Playing to the Strengths of Extended Reality (XR) in Educational Contexts
By Carolyn Giroux (Figure 1 created by Talal Alothman)
The Promise of XR
Implementing XR technology in the classroom could bring many advantages to student learning. First, certain features of XR technology allow for multiple ways to explore the content. Interactive interfaces allow students to access information different from a textbook and XR applications provide easy access to multiple representations of the content such as text, video, interactive graphics, and audio. Second, XR technology can foster independent learning: students can receive targeted feedback, students can choose the order and pace of content, and adaptive features can allow the application to adjust to user input, providing a customized learning experience.
Is XR the Best Solution?
However, many educational technologies can play to these strengths. Furthermore, educational applications that can be deployed on laptop computers or smartphones may be more affordable to implement and more accessible to students in and out of class. It is important that the time and effort required to implement an XR application is not wasted and that the XR application enhances the classroom experience in a way no other technology could. Here, I suggest two arguments for XR over other technologies.
- Increased access to learning experiences. XR applications (such as virtual field trips) can simulate learning experiences that but would normally be inaccessible because of cost, distance, scheduling, or other logistics. An XR experience is not the same as learning in person, but simulated in-person experiences may enhance a more traditional curriculum and increase student engagement.
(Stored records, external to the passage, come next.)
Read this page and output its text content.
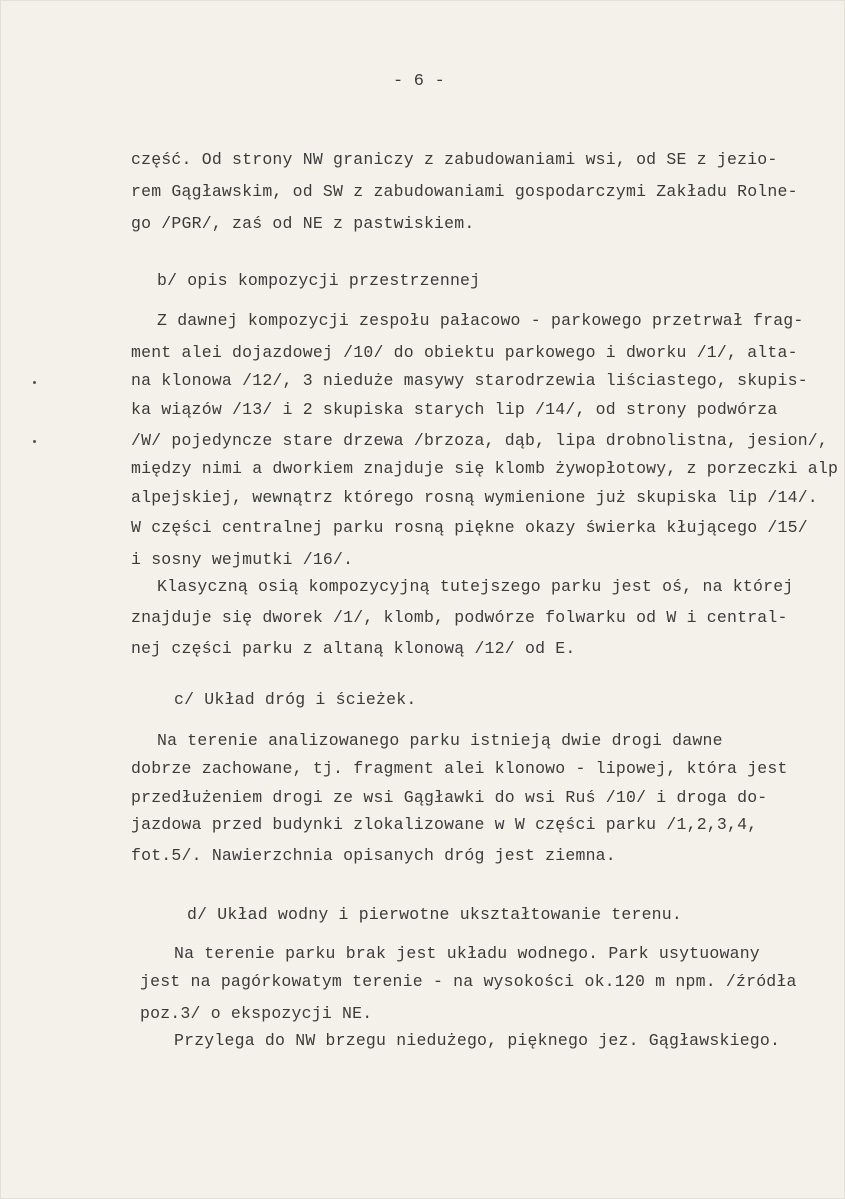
- 6 -
część. Od strony NW graniczy z zabudowaniami wsi, od SE z jezio-
rem Gągławskim, od SW z zabudowaniami gospodarczymi Zakładu Rolne-
go /PGR/, zaś od NE z pastwiskiem.
b/ opis kompozycji przestrzennej
Z dawnej kompozycji zespołu pałacowo - parkowego przetrwał frag-
ment alei dojazdowej /10/ do obiektu parkowego i dworku /1/, alta-
na klonowa /12/, 3 nieduże masywy starodrzewia liściastego, skupis-
ka wiązów /13/ i 2 skupiska starych lip /14/, od strony podwórza
/W/ pojedyncze stare drzewa /brzoza, dąb, lipa drobnolistna, jesion/,
między nimi a dworkiem znajduje się klomb żywopłotowy, z porzeczki alp
alpejskiej, wewnątrz którego rosną wymienione już skupiska lip /14/.
W części centralnej parku rosną piękne okazy świerka kłującego /15/
i sosny wejmutki /16/.
Klasyczną osią kompozycyjną tutejszego parku jest oś, na której
znajduje się dworek /1/, klomb, podwórze folwarku od W i central-
nej części parku z altaną klonową /12/ od E.
c/ Układ dróg i ścieżek.
Na terenie analizowanego parku istnieją dwie drogi dawne
dobrze zachowane, tj. fragment alei klonowo - lipowej, która jest
przedłużeniem drogi ze wsi Gągławki do wsi Ruś /10/ i droga do-
jazdowa przed budynki zlokalizowane w W części parku /1,2,3,4,
fot.5/. Nawierzchnia opisanych dróg jest ziemna.
d/ Układ wodny i pierwotne ukształtowanie terenu.
Na terenie parku brak jest układu wodnego. Park usytuowany
jest na pagórkowatym terenie - na wysokości ok.120 m npm. /źródła
poz.3/ o ekspozycji NE.
Przylega do NW brzegu niedużego, pięknego jez. Gągławskiego.
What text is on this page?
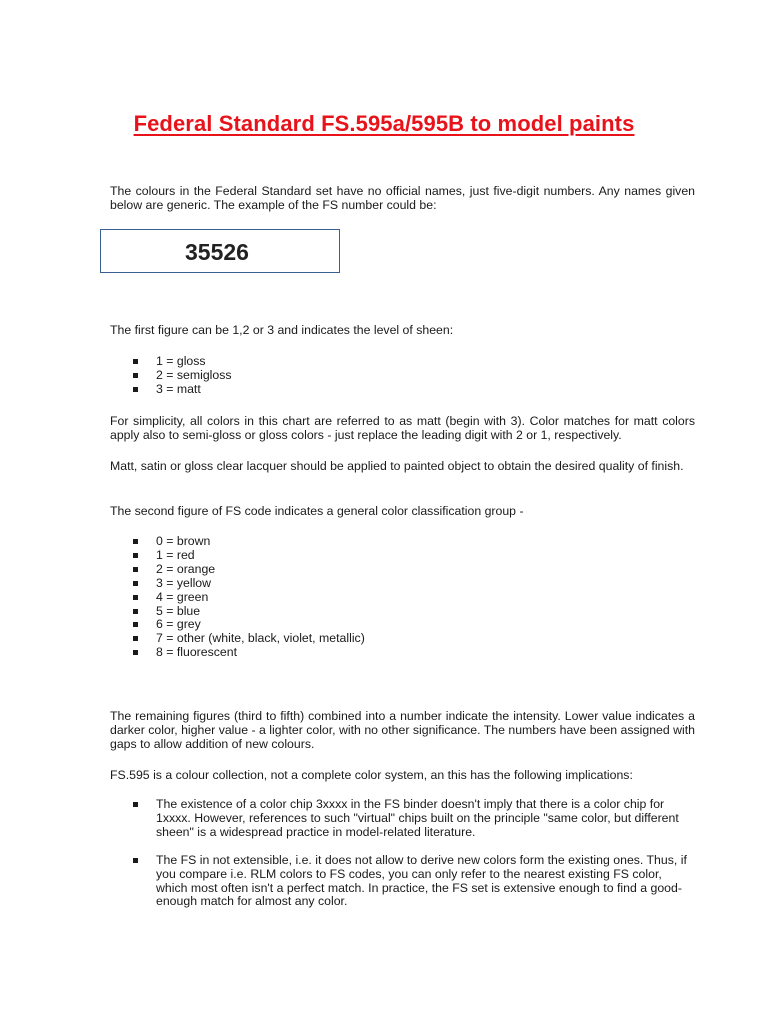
Federal Standard FS.595a/595B to model paints

The colours in the Federal Standard set have no official names, just five-digit numbers. Any names given below are generic. The example of the FS number could be:

35526

The first figure can be 1,2 or 3 and indicates the level of sheen:

1 = gloss
2 = semigloss
3 = matt

For simplicity, all colors in this chart are referred to as matt (begin with 3). Color matches for matt colors apply also to semi-gloss or gloss colors - just replace the leading digit with 2 or 1, respectively.

Matt, satin or gloss clear lacquer should be applied to painted object to obtain the desired quality of finish.

The second figure of FS code indicates a general color classification group -

0 = brown
1 = red
2 = orange
3 = yellow
4 = green
5 = blue
6 = grey
7 = other (white, black, violet, metallic)
8 = fluorescent

The remaining figures (third to fifth) combined into a number indicate the intensity. Lower value indicates a darker color, higher value - a lighter color, with no other significance. The numbers have been assigned with gaps to allow addition of new colours.

FS.595 is a colour collection, not a complete color system, an this has the following implications:

The existence of a color chip 3xxxx in the FS binder doesn't imply that there is a color chip for 1xxxx. However, references to such "virtual" chips built on the principle "same color, but different sheen" is a widespread practice in model-related literature.
The FS in not extensible, i.e. it does not allow to derive new colors form the existing ones. Thus, if you compare i.e. RLM colors to FS codes, you can only refer to the nearest existing FS color, which most often isn't a perfect match. In practice, the FS set is extensive enough to find a good-enough match for almost any color.
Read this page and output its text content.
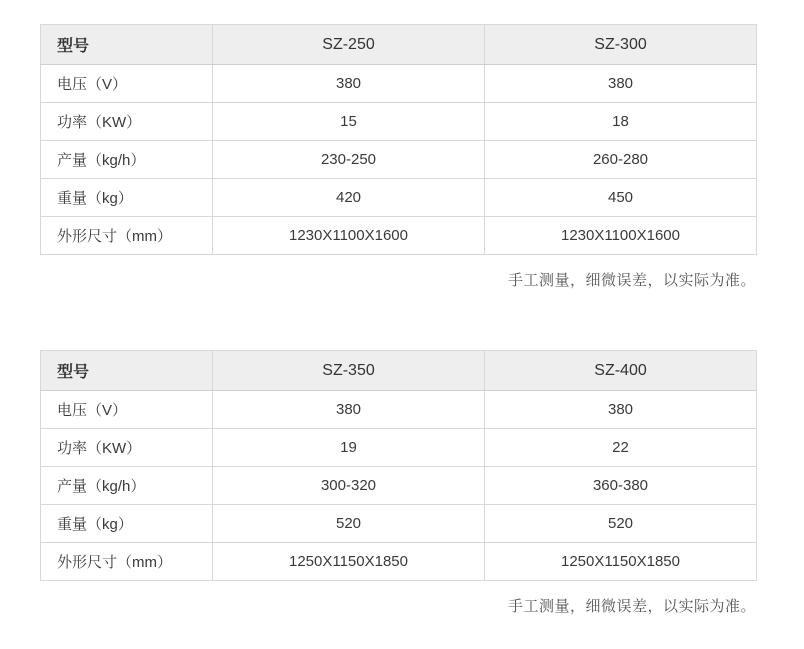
型号	SZ-250	SZ-300
电压（V）	380	380
功率（KW）	15	18
产量（kg/h）	230-250	260-280
重量（kg）	420	450
外形尺寸（mm）	1230X1100X1600	1230X1100X1600
手工测量，细微误差，以实际为准。
型号	SZ-350	SZ-400
电压（V）	380	380
功率（KW）	19	22
产量（kg/h）	300-320	360-380
重量（kg）	520	520
外形尺寸（mm）	1250X1150X1850	1250X1150X1850
手工测量，细微误差，以实际为准。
- Information would be lost without interactive 3D visualization. For some content areas that focus on visualizing phenomena that cannot be seen by the naked eye (such as materials science), 3D visualization allows students to simultaneously access information that would take multiple paper-based representations to convey. Furthermore, XR applications allow for more interaction than the rotation and magnification standard for many computer-based visualizations. XR is more expensive than other ways of visualizing this content so the information provided by 3D visualization(vs 2D) and/or the specific interactive features offered by XR must be important in achieving your learning goals.
This is not an exhaustive list of arguments for the use of XR over other technologies. However, before beginning to implement XR it is important that your team considers the affordances and constraints of different educational technologies and develops a strong argument for using XR.
Figure 1: Is XR Right for Your Project? (Neelen & Kirschner, 2020)
For Further Reading:
National Academies of Sciences, Engineering, and Medicine 2018. How People Learn II: Learners, Contexts, and Cultures. Washington, DC: The National Academies Press. http://doi.org/10.17226/24783.
Note: The author recommends Chapter 8 of this volume for more information on educational technology.
Neelen, M., & Kirschner, P. A. (2020). Evidence-informed learning design: Creating training to improve performance. Kogan Page Publishers.